The monitor's refresh rate is not the same as the rate at which the GPU can render frames, and it never has been. (Bear in mind that I've been hip-deep in OpenGL and GPU architectures since the late 90s, when 300k polys/second was "fast" and the term "GPU" hadn't even been invented yet.) Again, the mouse isn't usually sampled faster than 60 Hz, so most interactive 3D applications won't render faster than that, regardless of the monitor's refresh rate. Anyhow, modern GPUs can usually read back at > 1 gigapixel/sec, which could theoretically drive a 2K monitor at 400 Hz. However, the main performance limiter in VGL is and always has been the image transport. If you are using VGL for remote display, as originally intended, then there is no way that any long-haul network could deliver rendered frames at > 1 gigapixel/sec, nor is there any way that a client could decompress frames at that rate (although libjpeg-turbo decompression performance is within a factor of 2-3 of that on modern CPUs, so it's conceivable.) Since readback occurs in parallel with the image transport, that means that readback will never be the bottleneck. (Refer to the VirtualGL User's Guide for further discussion.) Even if you are using VGL within the same physical machine (e.g. to transfer rendered frames from a VM guest to the host), then you are limited by the machine's ability to transfer the frames through memory, which is rarely as fast as GPU readback. So you will also be limited by the image transport in that case.
In other words, the benchmark may read 1000 fps, but I seriously doubt that 1000 frames/second are actually being transported. That's why we always recommend disabling frame spoiling when benchmarking. That way, the benchmark will reflect the number of frames/second that are actually transported, not including the frames that are read back and discarded.
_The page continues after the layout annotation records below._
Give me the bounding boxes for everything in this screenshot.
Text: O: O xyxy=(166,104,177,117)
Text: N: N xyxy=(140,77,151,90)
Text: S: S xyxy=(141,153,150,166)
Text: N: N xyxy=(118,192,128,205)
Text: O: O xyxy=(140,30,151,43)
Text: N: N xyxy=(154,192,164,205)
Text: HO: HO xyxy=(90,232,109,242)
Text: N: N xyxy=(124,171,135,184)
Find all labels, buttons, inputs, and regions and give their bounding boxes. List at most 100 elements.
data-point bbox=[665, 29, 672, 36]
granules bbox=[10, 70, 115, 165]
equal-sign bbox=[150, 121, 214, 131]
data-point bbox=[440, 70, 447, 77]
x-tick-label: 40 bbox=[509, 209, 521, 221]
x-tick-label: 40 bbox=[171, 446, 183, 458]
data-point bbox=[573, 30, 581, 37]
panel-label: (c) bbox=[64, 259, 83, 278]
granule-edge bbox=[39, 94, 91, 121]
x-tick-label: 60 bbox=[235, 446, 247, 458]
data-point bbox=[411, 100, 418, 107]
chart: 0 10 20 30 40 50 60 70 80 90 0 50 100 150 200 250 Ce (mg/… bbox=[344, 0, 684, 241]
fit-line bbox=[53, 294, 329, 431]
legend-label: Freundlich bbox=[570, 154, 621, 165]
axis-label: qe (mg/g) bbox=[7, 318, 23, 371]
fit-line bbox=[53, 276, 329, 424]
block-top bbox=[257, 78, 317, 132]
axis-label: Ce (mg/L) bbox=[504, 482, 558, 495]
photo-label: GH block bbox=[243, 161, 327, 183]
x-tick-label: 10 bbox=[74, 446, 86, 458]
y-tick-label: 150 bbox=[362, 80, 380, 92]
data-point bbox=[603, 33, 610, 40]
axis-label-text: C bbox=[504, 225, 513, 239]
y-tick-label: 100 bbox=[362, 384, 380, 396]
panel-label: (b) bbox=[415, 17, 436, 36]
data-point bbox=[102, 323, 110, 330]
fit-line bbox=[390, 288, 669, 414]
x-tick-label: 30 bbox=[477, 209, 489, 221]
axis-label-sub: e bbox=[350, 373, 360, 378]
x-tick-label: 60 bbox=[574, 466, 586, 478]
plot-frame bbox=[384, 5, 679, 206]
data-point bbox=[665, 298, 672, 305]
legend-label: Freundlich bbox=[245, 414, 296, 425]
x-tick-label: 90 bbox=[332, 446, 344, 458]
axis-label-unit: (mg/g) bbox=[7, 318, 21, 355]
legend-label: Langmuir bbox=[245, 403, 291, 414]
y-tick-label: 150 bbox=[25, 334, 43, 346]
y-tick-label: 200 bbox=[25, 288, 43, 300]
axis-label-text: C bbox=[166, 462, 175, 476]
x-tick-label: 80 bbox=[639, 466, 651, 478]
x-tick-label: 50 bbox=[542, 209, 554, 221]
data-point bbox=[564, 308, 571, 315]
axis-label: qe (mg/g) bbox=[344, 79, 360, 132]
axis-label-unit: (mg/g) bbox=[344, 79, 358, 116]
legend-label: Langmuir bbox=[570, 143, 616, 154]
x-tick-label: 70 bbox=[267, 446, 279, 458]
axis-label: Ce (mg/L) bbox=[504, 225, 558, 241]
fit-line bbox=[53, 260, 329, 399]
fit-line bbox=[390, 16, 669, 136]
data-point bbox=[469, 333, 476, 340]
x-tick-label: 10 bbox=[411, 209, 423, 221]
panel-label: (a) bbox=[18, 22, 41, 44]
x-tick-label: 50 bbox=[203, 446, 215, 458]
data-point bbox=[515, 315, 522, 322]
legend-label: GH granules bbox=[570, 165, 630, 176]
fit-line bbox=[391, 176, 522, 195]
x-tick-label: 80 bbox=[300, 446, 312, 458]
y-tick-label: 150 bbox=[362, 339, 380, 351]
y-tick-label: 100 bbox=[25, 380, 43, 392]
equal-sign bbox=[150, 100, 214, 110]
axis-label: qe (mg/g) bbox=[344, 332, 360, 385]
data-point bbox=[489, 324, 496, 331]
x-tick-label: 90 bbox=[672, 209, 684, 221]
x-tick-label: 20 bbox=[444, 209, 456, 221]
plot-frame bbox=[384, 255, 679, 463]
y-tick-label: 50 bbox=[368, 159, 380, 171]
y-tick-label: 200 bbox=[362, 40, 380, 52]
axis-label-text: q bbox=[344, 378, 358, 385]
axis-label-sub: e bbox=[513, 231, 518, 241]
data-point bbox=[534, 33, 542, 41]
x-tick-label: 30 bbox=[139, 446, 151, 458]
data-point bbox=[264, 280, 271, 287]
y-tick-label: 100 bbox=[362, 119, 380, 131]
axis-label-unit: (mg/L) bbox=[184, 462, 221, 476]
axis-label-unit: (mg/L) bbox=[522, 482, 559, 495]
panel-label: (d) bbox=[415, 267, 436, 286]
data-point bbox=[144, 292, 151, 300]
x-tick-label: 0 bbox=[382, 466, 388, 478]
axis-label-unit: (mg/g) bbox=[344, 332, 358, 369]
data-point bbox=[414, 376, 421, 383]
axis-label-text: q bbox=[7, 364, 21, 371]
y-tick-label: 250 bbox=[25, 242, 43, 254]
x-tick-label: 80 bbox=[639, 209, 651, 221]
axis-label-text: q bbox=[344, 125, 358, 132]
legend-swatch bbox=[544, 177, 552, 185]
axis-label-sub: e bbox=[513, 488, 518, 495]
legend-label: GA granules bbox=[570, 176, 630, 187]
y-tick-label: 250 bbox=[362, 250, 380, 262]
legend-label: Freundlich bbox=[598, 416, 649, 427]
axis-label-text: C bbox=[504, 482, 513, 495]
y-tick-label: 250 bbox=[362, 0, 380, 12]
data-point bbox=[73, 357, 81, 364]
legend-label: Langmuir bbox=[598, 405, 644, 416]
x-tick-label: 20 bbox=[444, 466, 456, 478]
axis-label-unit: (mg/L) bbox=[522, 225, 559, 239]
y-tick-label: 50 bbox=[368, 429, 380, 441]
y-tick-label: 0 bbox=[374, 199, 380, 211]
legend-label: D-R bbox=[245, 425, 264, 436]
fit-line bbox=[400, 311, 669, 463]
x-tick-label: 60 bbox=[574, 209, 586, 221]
Note also: yes, it is wasteful to read back frames that will ultimately be spoiled. There is a proposal seeking funding ("deferred readback") that would address that, but none of my commercial VGL customers have considered it enough of an issue to pay for the implementation of that feature.
@ehfd Note that this is really off-topic, as this issue was originally about supporting additional codecs in the VGL Transport.
I will email you for anything beyond. Thank you. @dcommander
When using the VGL transport (e.g. over ssh when combined with X11 Forwarding), I only have two options for video encoding: uncompressed or jpeg. While these choices are ok for most applications, uncompressed transfer of FullHD applications with very quick-changing contents blows up my 1 Gbit/s link that goes directly between server and client when I try to transfer more than 15fps, while the latency of the jpeg codec makes it unusable once I go above 30fps while at the same time loading the CPU on the server side to an unacceptable level. Waypipe mitigates that issue by supporting hardware accelerated h264 and vp9.
Please consider adding support for real video codecs like h264 and vp9. On modern hardware, there are hardware accelerated variants available (either through VAAPI or NVENC/NVDEC) that have extremely low latencies and don't load the CPU like the currently used jpeg codec does.
Because VGL uses a TCP connection (either directly or over ssh), lost frames over the network aren't an issue. When it comes to queue saturation on the client, there should be a mechanism implemented to notify the server so that it can skip some frames (the client can't skip them because skipping I-frames makes the result very ugly). Maybe this could even be extended to make some dynamic framerate control mechanism.